What is the one book that you recommend our community should read, and why?

Does it count if I haven’t read the book (yet)? Scaling and Biology edited by Geoffrey West, because he’s a physicist who does interesting work on cities (and thus on networks of people and on what happens when large groups of people live and work together or at least in proximity with each other). This book apparently looks at system structure from from small to large scale and is, I think, highly relevant to our interconnected lives.

What is your favorite gadget, app or piece of software that helps you every day?
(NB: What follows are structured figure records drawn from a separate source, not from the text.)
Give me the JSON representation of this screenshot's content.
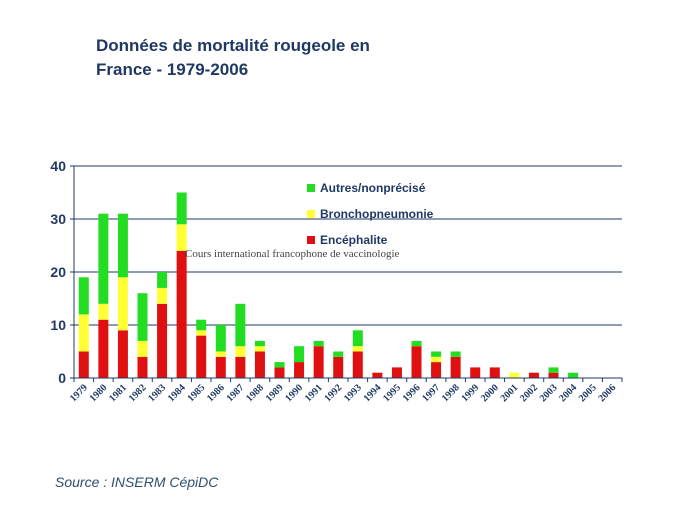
{
  "title_line1": "Données de mortalité rougeole en",
  "title_line2": "France - 1979-2006",
  "source": "Source : INSERM  CépiDC",
  "watermark": "Cours international  francophone de vaccinologie",
  "colors": {
    "encephalite": "#e01010",
    "broncho": "#ffff33",
    "autres": "#22dd22",
    "grid": "#1f3864",
    "axis_text": "#1f3864"
  },
  "chart_data": {
    "type": "bar",
    "stacked": true,
    "categories": [
      "1979",
      "1980",
      "1981",
      "1982",
      "1983",
      "1984",
      "1985",
      "1986",
      "1987",
      "1988",
      "1989",
      "1990",
      "1991",
      "1992",
      "1993",
      "1994",
      "1995",
      "1996",
      "1997",
      "1998",
      "1999",
      "2000",
      "2001",
      "2002",
      "2003",
      "2004",
      "2005",
      "2006"
    ],
    "series": [
      {
        "name": "Encéphalite",
        "color_key": "encephalite",
        "values": [
          5,
          11,
          9,
          4,
          14,
          24,
          8,
          4,
          4,
          5,
          2,
          3,
          6,
          4,
          5,
          1,
          2,
          6,
          3,
          4,
          2,
          2,
          0,
          1,
          1,
          0,
          0,
          0
        ]
      },
      {
        "name": "Bronchopneumonie",
        "color_key": "broncho",
        "values": [
          7,
          3,
          10,
          3,
          3,
          5,
          1,
          1,
          2,
          1,
          0,
          0,
          0,
          0,
          1,
          0,
          0,
          0,
          1,
          0,
          0,
          0,
          1,
          0,
          0,
          0,
          0,
          0
        ]
      },
      {
        "name": "Autres/nonprécisé",
        "color_key": "autres",
        "values": [
          7,
          17,
          12,
          9,
          3,
          6,
          2,
          5,
          8,
          1,
          1,
          3,
          1,
          1,
          3,
          0,
          0,
          1,
          1,
          1,
          0,
          0,
          0,
          0,
          1,
          1,
          0,
          0
        ]
      }
    ],
    "legend_order": [
      "Autres/nonprécisé",
      "Bronchopneumonie",
      "Encéphalite"
    ],
    "yticks": [
      0,
      10,
      20,
      30,
      40
    ],
    "ylim": [
      0,
      40
    ],
    "xlabel": "",
    "ylabel": "",
    "grid": true,
    "legend_position": "top-center"
  }
}
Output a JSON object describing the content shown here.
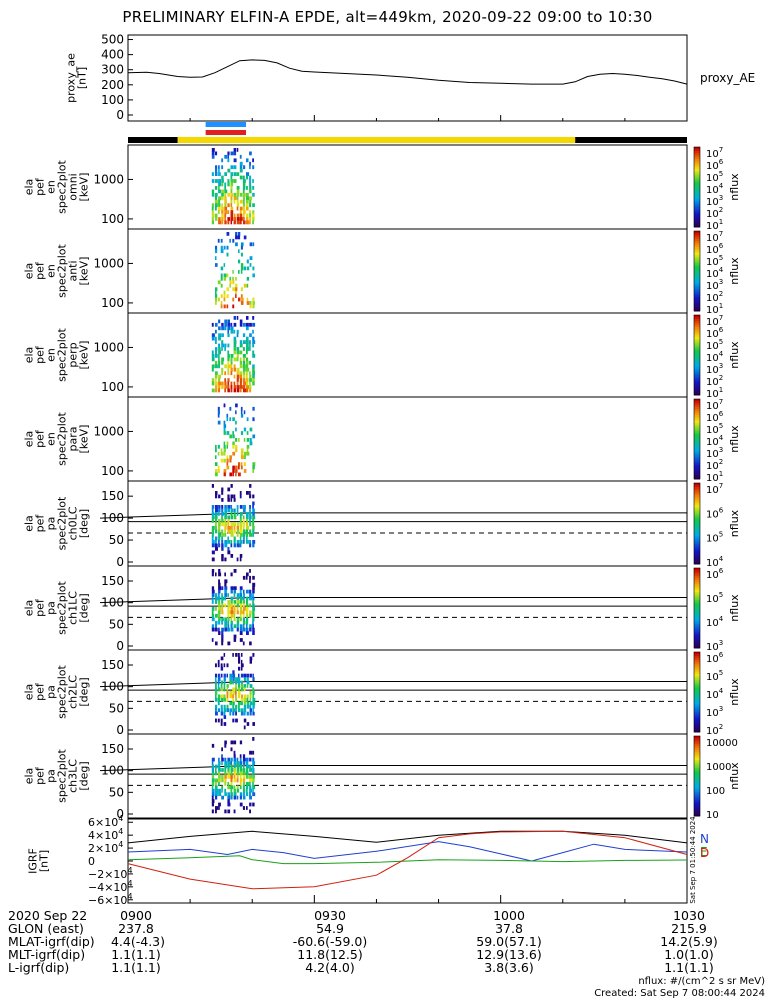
{
  "title": "PRELIMINARY ELFIN-A EPDE, alt=449km, 2020-09-22 09:00 to 10:30",
  "time_axis": {
    "start_min": 0,
    "end_min": 90
  },
  "colors": {
    "black": "#000000",
    "yellow": "#f5d800",
    "blue_bar": "#1e90ff",
    "red_bar": "#e02020",
    "bx": "#1f3fd0",
    "by": "#1aa01a",
    "bz": "#d02010"
  },
  "chart_data": [
    {
      "type": "line",
      "id": "proxy_ae",
      "ylabel": [
        "proxy_ae",
        "[nT]"
      ],
      "yticks": [
        0,
        100,
        200,
        300,
        400,
        500
      ],
      "ylim": [
        0,
        530
      ],
      "series_label": "proxy_AE",
      "x": [
        0,
        3,
        5,
        8,
        10,
        12,
        14,
        16,
        18,
        20,
        22,
        24,
        26,
        28,
        30,
        35,
        40,
        45,
        50,
        55,
        60,
        65,
        70,
        72,
        74,
        76,
        78,
        80,
        82,
        84,
        86,
        88,
        90
      ],
      "values": [
        280,
        283,
        275,
        255,
        250,
        252,
        280,
        320,
        360,
        365,
        362,
        345,
        310,
        290,
        285,
        275,
        265,
        250,
        230,
        215,
        210,
        205,
        205,
        220,
        255,
        270,
        275,
        270,
        262,
        250,
        240,
        225,
        205
      ]
    },
    {
      "type": "heatmap",
      "id": "energy_omni",
      "ylabel": [
        "ela",
        "pef",
        "en",
        "spec2plot",
        "omni",
        "[keV]"
      ],
      "yticks": [
        "100",
        "1000"
      ],
      "colorbar": {
        "label": "nflux",
        "ticks": [
          "10^1",
          "10^2",
          "10^3",
          "10^4",
          "10^5",
          "10^6",
          "10^7"
        ]
      },
      "active_window_min": [
        13.5,
        20.5
      ]
    },
    {
      "type": "heatmap",
      "id": "energy_anti",
      "ylabel": [
        "ela",
        "pef",
        "en",
        "spec2plot",
        "anti",
        "[keV]"
      ],
      "yticks": [
        "100",
        "1000"
      ],
      "colorbar": {
        "label": "nflux",
        "ticks": [
          "10^1",
          "10^2",
          "10^3",
          "10^4",
          "10^5",
          "10^6",
          "10^7"
        ]
      },
      "active_window_min": [
        14.0,
        20.5
      ]
    },
    {
      "type": "heatmap",
      "id": "energy_perp",
      "ylabel": [
        "ela",
        "pef",
        "en",
        "spec2plot",
        "perp",
        "[keV]"
      ],
      "yticks": [
        "100",
        "1000"
      ],
      "colorbar": {
        "label": "nflux",
        "ticks": [
          "10^1",
          "10^2",
          "10^3",
          "10^4",
          "10^5",
          "10^6",
          "10^7"
        ]
      },
      "active_window_min": [
        13.5,
        20.5
      ]
    },
    {
      "type": "heatmap",
      "id": "energy_para",
      "ylabel": [
        "ela",
        "pef",
        "en",
        "spec2plot",
        "para",
        "[keV]"
      ],
      "yticks": [
        "100",
        "1000"
      ],
      "colorbar": {
        "label": "nflux",
        "ticks": [
          "10^1",
          "10^2",
          "10^3",
          "10^4",
          "10^5",
          "10^6",
          "10^7"
        ]
      },
      "active_window_min": [
        14.0,
        20.5
      ]
    },
    {
      "type": "heatmap",
      "id": "pa_ch0",
      "ylabel": [
        "ela",
        "pef",
        "pa",
        "spec2plot",
        "ch0LC",
        "[deg]"
      ],
      "yticks": [
        "0",
        "50",
        "100",
        "150"
      ],
      "ylim": [
        0,
        180
      ],
      "colorbar": {
        "label": "nflux",
        "ticks": [
          "10^4",
          "10^5",
          "10^6",
          "10^7"
        ]
      },
      "active_window_min": [
        13.5,
        20.5
      ]
    },
    {
      "type": "heatmap",
      "id": "pa_ch1",
      "ylabel": [
        "ela",
        "pef",
        "pa",
        "spec2plot",
        "ch1LC",
        "[deg]"
      ],
      "yticks": [
        "0",
        "50",
        "100",
        "150"
      ],
      "ylim": [
        0,
        180
      ],
      "colorbar": {
        "label": "nflux",
        "ticks": [
          "10^3",
          "10^4",
          "10^5",
          "10^6"
        ]
      },
      "active_window_min": [
        13.5,
        20.5
      ]
    },
    {
      "type": "heatmap",
      "id": "pa_ch2",
      "ylabel": [
        "ela",
        "pef",
        "pa",
        "spec2plot",
        "ch2LC",
        "[deg]"
      ],
      "yticks": [
        "0",
        "50",
        "100",
        "150"
      ],
      "ylim": [
        0,
        180
      ],
      "colorbar": {
        "label": "nflux",
        "ticks": [
          "10^2",
          "10^3",
          "10^4",
          "10^5",
          "10^6"
        ]
      },
      "active_window_min": [
        14.0,
        20.5
      ]
    },
    {
      "type": "heatmap",
      "id": "pa_ch3",
      "ylabel": [
        "ela",
        "pef",
        "pa",
        "spec2plot",
        "ch3LC",
        "[deg]"
      ],
      "yticks": [
        "0",
        "50",
        "100",
        "150"
      ],
      "ylim": [
        0,
        180
      ],
      "colorbar": {
        "label": "nflux",
        "ticks": [
          "10",
          "100",
          "1000",
          "10000"
        ]
      },
      "active_window_min": [
        13.5,
        20.5
      ]
    },
    {
      "type": "line",
      "id": "igrf",
      "ylabel": [
        "IGRF",
        "[nT]"
      ],
      "yticks": [
        "6×10^4",
        "4×10^4",
        "2×10^4",
        "0",
        "−2×10^4",
        "−4×10^4",
        "−6×10^4"
      ],
      "ylim": [
        -65000,
        65000
      ],
      "legend": [
        "N",
        "E",
        "D"
      ],
      "series": [
        {
          "name": "total",
          "x": [
            0,
            10,
            20,
            30,
            40,
            50,
            60,
            70,
            80,
            90
          ],
          "values": [
            28000,
            38000,
            46000,
            38000,
            29000,
            40000,
            46000,
            46000,
            40000,
            28000
          ]
        },
        {
          "name": "N",
          "x": [
            0,
            10,
            16,
            20,
            25,
            30,
            40,
            50,
            55,
            60,
            65,
            70,
            75,
            80,
            90
          ],
          "values": [
            14000,
            18000,
            10000,
            18000,
            13000,
            4000,
            15000,
            30000,
            22000,
            11000,
            0,
            13000,
            26000,
            18000,
            14000
          ]
        },
        {
          "name": "E",
          "x": [
            0,
            10,
            18,
            20,
            25,
            30,
            40,
            50,
            60,
            70,
            80,
            90
          ],
          "values": [
            2000,
            5000,
            8000,
            2000,
            -4000,
            -4000,
            -2000,
            2000,
            1000,
            -1000,
            1000,
            1500
          ]
        },
        {
          "name": "D",
          "x": [
            0,
            10,
            20,
            30,
            40,
            45,
            50,
            55,
            60,
            70,
            80,
            90
          ],
          "values": [
            -4000,
            -28000,
            -43000,
            -40000,
            -22000,
            5000,
            36000,
            42000,
            45000,
            46000,
            36000,
            10000
          ]
        }
      ]
    }
  ],
  "orbit_table": {
    "rows": [
      {
        "label": "2020 Sep 22",
        "values": [
          "0900",
          "0930",
          "1000",
          "1030"
        ]
      },
      {
        "label": "GLON (east)",
        "values": [
          "237.8",
          "54.9",
          "37.8",
          "215.9"
        ]
      },
      {
        "label": "MLAT-igrf(dip)",
        "values": [
          "4.4(-4.3)",
          "-60.6(-59.0)",
          "59.0(57.1)",
          "14.2(5.9)"
        ]
      },
      {
        "label": "MLT-igrf(dip)",
        "values": [
          "1.1(1.1)",
          "11.8(12.5)",
          "12.9(13.6)",
          "1.0(1.0)"
        ]
      },
      {
        "label": "L-igrf(dip)",
        "values": [
          "1.1(1.1)",
          "4.2(4.0)",
          "3.8(3.6)",
          "1.1(1.1)"
        ]
      }
    ]
  },
  "footer": {
    "units": "nflux: #/(cm^2 s sr MeV)",
    "created": "Created: Sat Sep  7 08:00:44 2024",
    "side_stamp": "Sat Sep  7 01:50:44 2024"
  }
}
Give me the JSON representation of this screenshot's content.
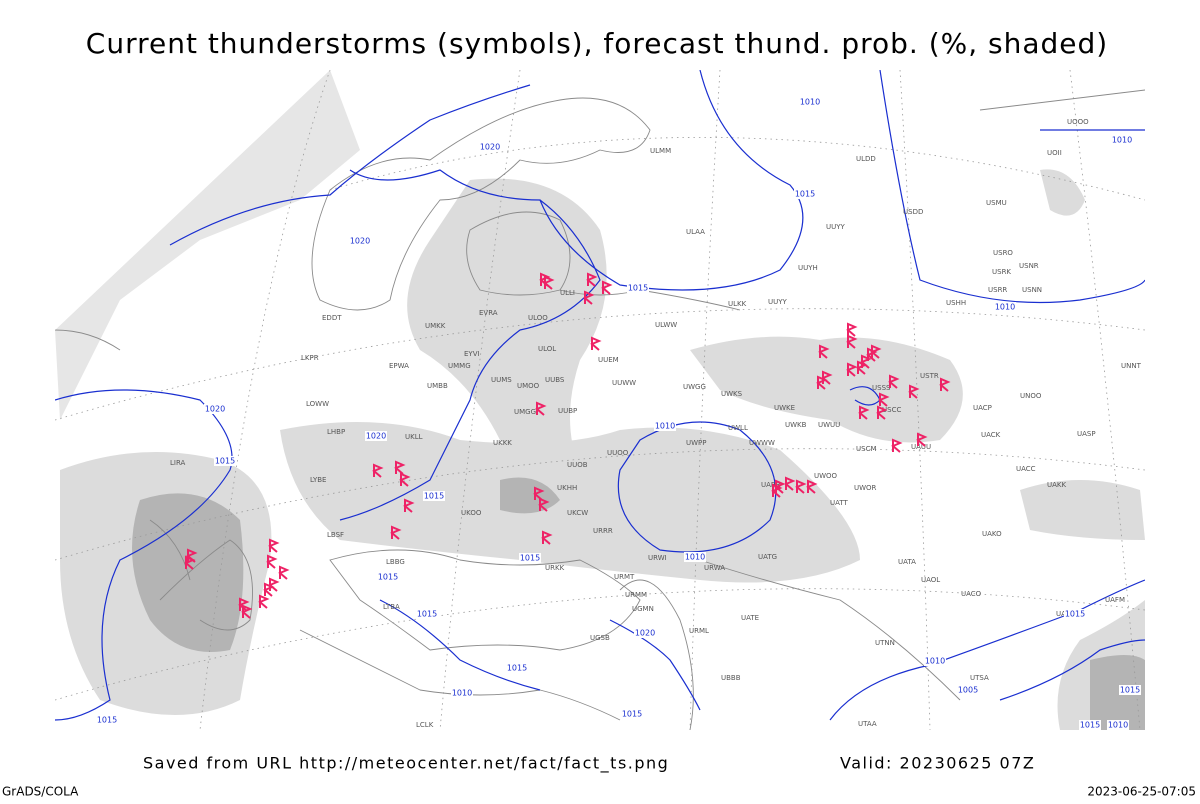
{
  "header": {
    "title": "Current thunderstorms (symbols), forecast thund. prob. (%, shaded)"
  },
  "footer": {
    "source": "Saved from URL http://meteocenter.net/fact/fact_ts.png",
    "valid": "Valid: 20230625 07Z",
    "software": "GrADS/COLA",
    "timestamp": "2023-06-25-07:05"
  },
  "isobars": {
    "labels": [
      "1010",
      "1020",
      "1010",
      "1015",
      "1020",
      "1015",
      "1010",
      "1020",
      "1020",
      "1010",
      "1015",
      "1015",
      "1010",
      "1015",
      "1015",
      "1015",
      "1020",
      "1015",
      "1010",
      "1015",
      "1010",
      "1015",
      "1015",
      "1015",
      "1015",
      "1010",
      "1005"
    ]
  },
  "stations": [
    "ULLI",
    "ULAA",
    "ULMM",
    "UUYY",
    "UUYH",
    "ULKK",
    "UUYY",
    "ULWW",
    "UUEM",
    "ULOL",
    "ULOO",
    "EVRA",
    "UMKK",
    "EYVI",
    "UMMG",
    "EPWA",
    "UMBB",
    "UUMS",
    "UMOO",
    "UUBS",
    "UUWW",
    "UWGG",
    "UWKS",
    "UWKE",
    "UWKB",
    "UWUU",
    "UMGG",
    "UUBP",
    "UKLL",
    "LHBP",
    "LOWW",
    "EDDT",
    "LKPR",
    "UKKK",
    "UUOB",
    "UUOO",
    "UWPP",
    "UWWW",
    "UWLL",
    "USCM",
    "USSS",
    "USCC",
    "USTR",
    "UACP",
    "UNOO",
    "UNNT",
    "UNBB",
    "UACK",
    "UASP",
    "UAUU",
    "UACC",
    "UAKK",
    "UWOO",
    "UWOR",
    "UATT",
    "UARR",
    "UKHH",
    "UKCW",
    "URRR",
    "UKOO",
    "URWI",
    "URWA",
    "UATG",
    "UATA",
    "UAOL",
    "UACO",
    "UAKO",
    "USDD",
    "USMU",
    "USRO",
    "USRK",
    "USNR",
    "USRR",
    "USNN",
    "USHH",
    "ULDD",
    "UOOO",
    "UOII",
    "LYBE",
    "LBSF",
    "LBBG",
    "LTBA",
    "LIRA",
    "URMT",
    "URMM",
    "UGMN",
    "URML",
    "UATE",
    "UBBB",
    "UGSB",
    "UTNN",
    "UTSA",
    "UTAA",
    "UAFM",
    "UADD",
    "LCLK",
    "URKK"
  ]
}
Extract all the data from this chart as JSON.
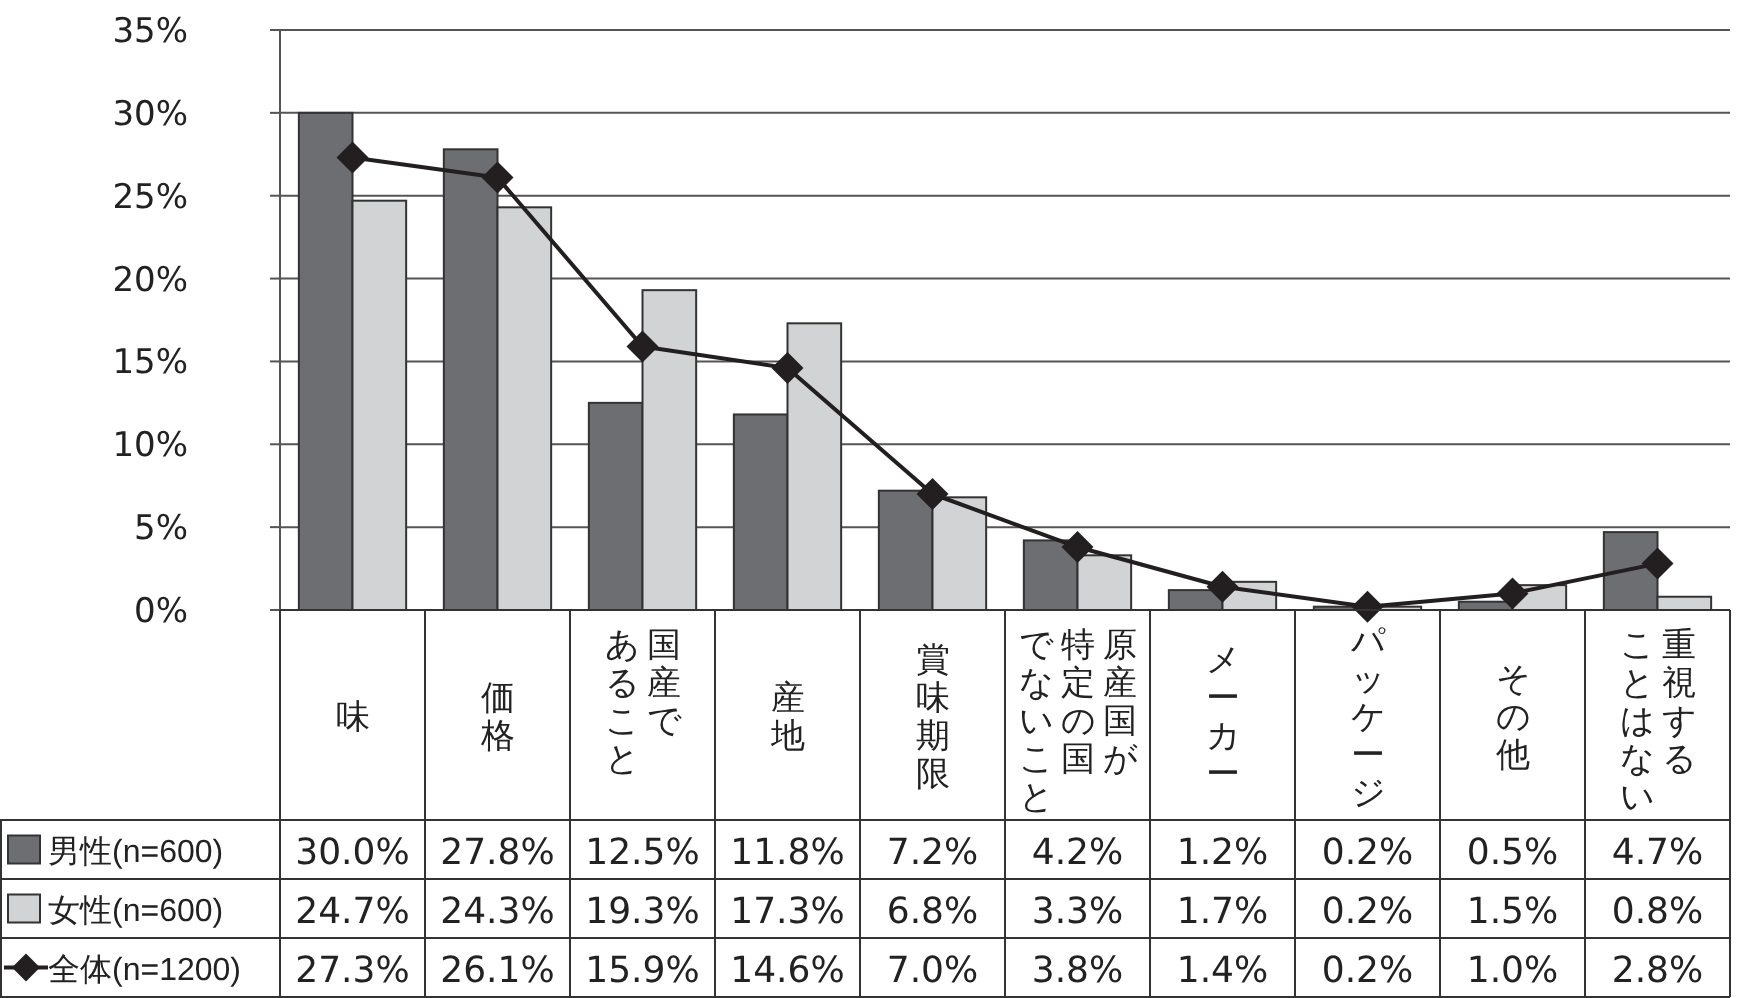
{
  "chart_data": {
    "type": "bar",
    "categories": [
      "味",
      "価格",
      "国産であること",
      "産地",
      "賞味期限",
      "原産国が特定の国でないこと",
      "メーカー",
      "パッケージ",
      "その他",
      "重視することはない"
    ],
    "series": [
      {
        "name": "男性(n=600)",
        "color": "#6d6e71",
        "values": [
          30.0,
          27.8,
          12.5,
          11.8,
          7.2,
          4.2,
          1.2,
          0.2,
          0.5,
          4.7
        ],
        "value_labels": [
          "30.0%",
          "27.8%",
          "12.5%",
          "11.8%",
          "7.2%",
          "4.2%",
          "1.2%",
          "0.2%",
          "0.5%",
          "4.7%"
        ]
      },
      {
        "name": "女性(n=600)",
        "color": "#d1d3d4",
        "values": [
          24.7,
          24.3,
          19.3,
          17.3,
          6.8,
          3.3,
          1.7,
          0.2,
          1.5,
          0.8
        ],
        "value_labels": [
          "24.7%",
          "24.3%",
          "19.3%",
          "17.3%",
          "6.8%",
          "3.3%",
          "1.7%",
          "0.2%",
          "1.5%",
          "0.8%"
        ]
      },
      {
        "name": "全体(n=1200)",
        "type": "line",
        "marker": "diamond",
        "color": "#231f20",
        "values": [
          27.3,
          26.1,
          15.9,
          14.6,
          7.0,
          3.8,
          1.4,
          0.2,
          1.0,
          2.8
        ],
        "value_labels": [
          "27.3%",
          "26.1%",
          "15.9%",
          "14.6%",
          "7.0%",
          "3.8%",
          "1.4%",
          "0.2%",
          "1.0%",
          "2.8%"
        ]
      }
    ],
    "ylim": [
      0,
      35
    ],
    "yticks": [
      {
        "value": 0,
        "label": "0%"
      },
      {
        "value": 5,
        "label": "5%"
      },
      {
        "value": 10,
        "label": "10%"
      },
      {
        "value": 15,
        "label": "15%"
      },
      {
        "value": 20,
        "label": "20%"
      },
      {
        "value": 25,
        "label": "25%"
      },
      {
        "value": 30,
        "label": "30%"
      },
      {
        "value": 35,
        "label": "35%"
      }
    ],
    "grid": "y",
    "legend": "bottom left"
  }
}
I’d have to say it’s my iPhone on a truly daily basis–especially the Voice Memo app that allows easy, decent-quality recording by anyone, no expertise required. I use it to record the occasional audio blog post, and I’ve used it to record a Stories on the Street piece for The Drum. Besides that, my Zoom H2 recorder is compact, indefatigable, and a dead-easy way to record excellent audio on the fly.

Who would you love to see interviewed on IdeaMensch?

Andy Hunter, editor of Electric Literature. The magazine makes the most of all the media formats out there, but he’s also behind the creation of Broadcastr, which makes it exciting and fun and easy for anyone to tell a story and share the audio with thousands of users.

How will The Drum be able to stand out if, as may indeed happen, other magazines enter the audio-only market?

It’s true that there are no barriers to anyone else seeking to enter the market. But just as there is more than one print literary magazine, there can be more than one audio-only literary magazine (there already is at least one other: Bound Off). It will come down to the editorial choices we make, and to the kind of writers we choose to publish. Readers/listeners will come to The Drum because of our particular style.

How have you handled disappointments or setbacks?

I’ve been lucky to have had few disappointments so far with The Drum, but it’s inevitable that they will happen. I think the most important thing is not to try to avoid failure, because then you’ll be too cautious; you’ll miss out on exploring new ideas. When you do encounter a setback, the key is to recover well, without panicking or tumbling into despair.